Running a business isn’t as simple as estimating various projects. You will also have to factor in running overhead costs that will affect your profits. Calculating overhead is essential for maintaining the health of your business. You can’t afford to forget about your expenses when setting prices and estimating the scope of work for various customers.
There are several key considerations for calculating overhead and profit in construction. Use this guide to learn more about your overhead expenses and how to factor them into your work.
What Is Overhead in Construction?
Overhead costs are the expenses and fees that come with running a business. For example, the rent you pay for your office building isn’t tied to a specific project. It is a fixed monthly expense that you have to account for when estimating your profits.
When it comes to operating costs for construction companies, overhead can include your equipment, fleet vehicles, and other tools that your staff bring from on just site to the next. Additionally, digital investments, like software tools for blueprints, are covered in overhead. Overhead estimates even have sub-categories. Your staffing costs include the salaries of your team, their benefits, healthcare, and the office supplies they use throughout the year.
How To Calculate Overhead Costs in Construction
There are basic and detailed ways to calculate your overhead costs. The simplest way is to add up all of your non-project-related expenses from last year and divide them by 12. This gives you a monthly estimate of your overhead. However, you can also take a more in-depth approach if you want to improve your overhead forecasting.
Add Up Your Fixed Monthly Expenses
Your fixed monthly expenses don’t change throughout the year. Most businesses have a variety of fixed costs and fluctuating expenses to keep their operations running. Here are a few potential fixed expenses:
- Your office rent or mortgage payment;
- Your monthly insurance premiums;
- Software costs;
- Retainers for accountants, bookkeepers, and marketing firms;
- Monthly payments on equipment;
- Monthly internet bills.
While these costs can change over time, like a landlord raising your rent, they are considered stable and easy to factor into your overhead calculations.
Most companies also have a mixture of hard and soft costs related to their operations. Soft costs are intangible and include expenses like administrative fees and insurance costs.
Calculate Indirect Costs
Every construction project has direct and indirect costs. The direct costs are tied specifically to a project: if you are putting tile on a roof, the tiles you buy are direct costs. Indirect costs are related to running your business — not specific projects. Using the same roof example, the indirect costs would include the ladders and scaffolding you bring to the site, along with the fleet truck that transports your team.
After you look at your fixed costs, explore any variable indirect costs that go with them. For example, electricity is a variable cost. You will use more air conditioning in your office during the hot summer months, which drives up your expenses. However, running a business without air conditioning is difficult and uncomfortable for your staff.
Go through your expenses and assign each cost as direct or indirect, along with fixed or variable. This can help you accurately forecast your overhead.

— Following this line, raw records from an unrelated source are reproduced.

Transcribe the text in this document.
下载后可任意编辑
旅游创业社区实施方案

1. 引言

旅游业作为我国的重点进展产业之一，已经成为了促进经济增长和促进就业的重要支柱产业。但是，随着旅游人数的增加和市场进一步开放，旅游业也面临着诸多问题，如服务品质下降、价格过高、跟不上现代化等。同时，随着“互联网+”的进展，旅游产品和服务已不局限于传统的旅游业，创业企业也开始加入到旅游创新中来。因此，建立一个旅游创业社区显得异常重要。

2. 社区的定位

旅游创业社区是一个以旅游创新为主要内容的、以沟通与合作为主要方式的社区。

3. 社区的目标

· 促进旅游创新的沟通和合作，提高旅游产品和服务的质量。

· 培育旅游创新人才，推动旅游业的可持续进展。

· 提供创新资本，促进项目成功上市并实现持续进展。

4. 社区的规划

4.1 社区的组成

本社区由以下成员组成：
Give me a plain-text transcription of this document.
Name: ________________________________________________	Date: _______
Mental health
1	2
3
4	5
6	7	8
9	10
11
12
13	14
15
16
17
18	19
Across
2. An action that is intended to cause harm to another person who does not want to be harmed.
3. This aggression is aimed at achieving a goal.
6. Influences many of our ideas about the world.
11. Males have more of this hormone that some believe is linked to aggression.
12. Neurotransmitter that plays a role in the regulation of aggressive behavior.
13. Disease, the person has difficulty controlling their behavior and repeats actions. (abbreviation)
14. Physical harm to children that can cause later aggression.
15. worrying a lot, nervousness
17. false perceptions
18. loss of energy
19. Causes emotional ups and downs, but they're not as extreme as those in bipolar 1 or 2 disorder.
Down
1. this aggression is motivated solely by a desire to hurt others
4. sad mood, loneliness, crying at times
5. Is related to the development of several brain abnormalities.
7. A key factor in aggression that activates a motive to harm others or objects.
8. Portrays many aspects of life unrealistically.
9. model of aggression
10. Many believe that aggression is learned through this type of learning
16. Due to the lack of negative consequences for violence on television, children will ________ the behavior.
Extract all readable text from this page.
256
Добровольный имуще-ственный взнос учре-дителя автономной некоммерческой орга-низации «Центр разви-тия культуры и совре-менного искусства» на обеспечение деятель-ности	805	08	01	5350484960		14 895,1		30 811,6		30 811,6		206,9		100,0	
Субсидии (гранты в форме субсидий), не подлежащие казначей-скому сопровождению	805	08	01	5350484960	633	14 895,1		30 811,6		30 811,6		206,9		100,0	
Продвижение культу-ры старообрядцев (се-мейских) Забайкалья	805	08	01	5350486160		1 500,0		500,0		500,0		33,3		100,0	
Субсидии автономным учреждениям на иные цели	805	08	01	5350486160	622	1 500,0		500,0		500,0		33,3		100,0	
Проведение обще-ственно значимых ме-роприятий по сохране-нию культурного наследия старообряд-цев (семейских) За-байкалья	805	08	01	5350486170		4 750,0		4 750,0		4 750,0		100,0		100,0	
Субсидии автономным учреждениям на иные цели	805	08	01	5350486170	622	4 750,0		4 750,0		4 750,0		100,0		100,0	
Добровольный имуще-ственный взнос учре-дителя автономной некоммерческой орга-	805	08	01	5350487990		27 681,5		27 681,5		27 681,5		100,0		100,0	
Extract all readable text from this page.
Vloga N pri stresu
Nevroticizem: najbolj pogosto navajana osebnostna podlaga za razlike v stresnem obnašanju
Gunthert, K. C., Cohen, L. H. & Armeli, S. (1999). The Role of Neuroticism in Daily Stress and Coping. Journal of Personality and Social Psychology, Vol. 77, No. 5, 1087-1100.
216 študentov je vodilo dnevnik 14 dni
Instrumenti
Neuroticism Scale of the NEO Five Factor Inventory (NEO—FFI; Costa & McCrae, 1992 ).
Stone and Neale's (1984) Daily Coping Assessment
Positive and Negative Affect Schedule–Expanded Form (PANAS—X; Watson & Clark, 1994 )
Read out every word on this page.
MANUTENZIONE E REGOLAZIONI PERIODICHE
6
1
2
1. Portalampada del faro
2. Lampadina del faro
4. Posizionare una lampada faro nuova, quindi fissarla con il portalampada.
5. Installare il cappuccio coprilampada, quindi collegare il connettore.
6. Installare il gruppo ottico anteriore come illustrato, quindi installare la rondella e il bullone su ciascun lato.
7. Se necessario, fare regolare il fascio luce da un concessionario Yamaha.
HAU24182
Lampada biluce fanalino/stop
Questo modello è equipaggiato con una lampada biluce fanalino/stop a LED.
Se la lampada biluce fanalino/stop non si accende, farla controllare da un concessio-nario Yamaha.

Combine Fixed Expenses With Indirect Costs
Contractors can determine their total overhead by combining the values of indirect costs and fixed expenses. Simply put, if you cannot associate an expense with a specific project — and that project alone — then it is part of your overhead.
Calculating overhead can give contractors a better understanding of their spending patterns. You can identify sources of wasted spending if you need to cut back or better calculate which months are more profitable than others. This whole process should increase the transparency of your finances.
How To Calculate Profit in Construction
Once you have a better understanding of your overhead you can track your total profits. Revenue and profit are different concepts. The revenue is the amount of money you bring into your business, the profit is the amount left over after you subtract all of your expenses, including overhead. Follow these steps to track the profits of your operations:
- Start with your total revenue. You can base this on your income from a specific project or revenue from a certain period — like a month or quarter.
- Add up your direct costs. These are all of the expenses required to complete a project.
- Calculate your overhead. Pull together every expense that isn’t directly tied to specific projects.
- Subtract your direct costs and overhead from your revenue. This is your profit.
This process isn’t easy with companies that run complicated construction operations. A single project can take several months, if not years, to complete. This is why you might need to take a wider timeframe to make sure your business is profitable. For example, you can look at your revenue for the year to get a big-picture view of your business. As you get better at tracking costs and profits, you can use a narrower scope to manage your business’ finances.
Using Construction Overhead and Profit Calculations To Plan Future Projects
Your goal as a business owner is to make sure each project is profitable, not just in a single instance, but for your business as a whole. If you understand your overhead, you can build better cost estimates to make sure your business grows. This might involve increasing your labor costs to reach profitability or building equipment and overhead fees into each project based on the size of the job.
Another way to improve your financial transparency is with better takeoff software. Modern construction takeoff tools are AI-powered and track the materials required and estimate the costs associated with the work you take on. Better estimates mean you won’t overcharge your clients or have to take on unexpected costs related to the job. These tools are also essential for contractors who can recreate projects instead of building new estimates from scratch.
When your clients know that your estimates are accurate, they can feel like they are paying a fair fee. On your end, you can feel confident that your prices will fully cover the project and support the overhead you need to account for. Take control of your finances and make sure your company is profitable, no matter your operating costs.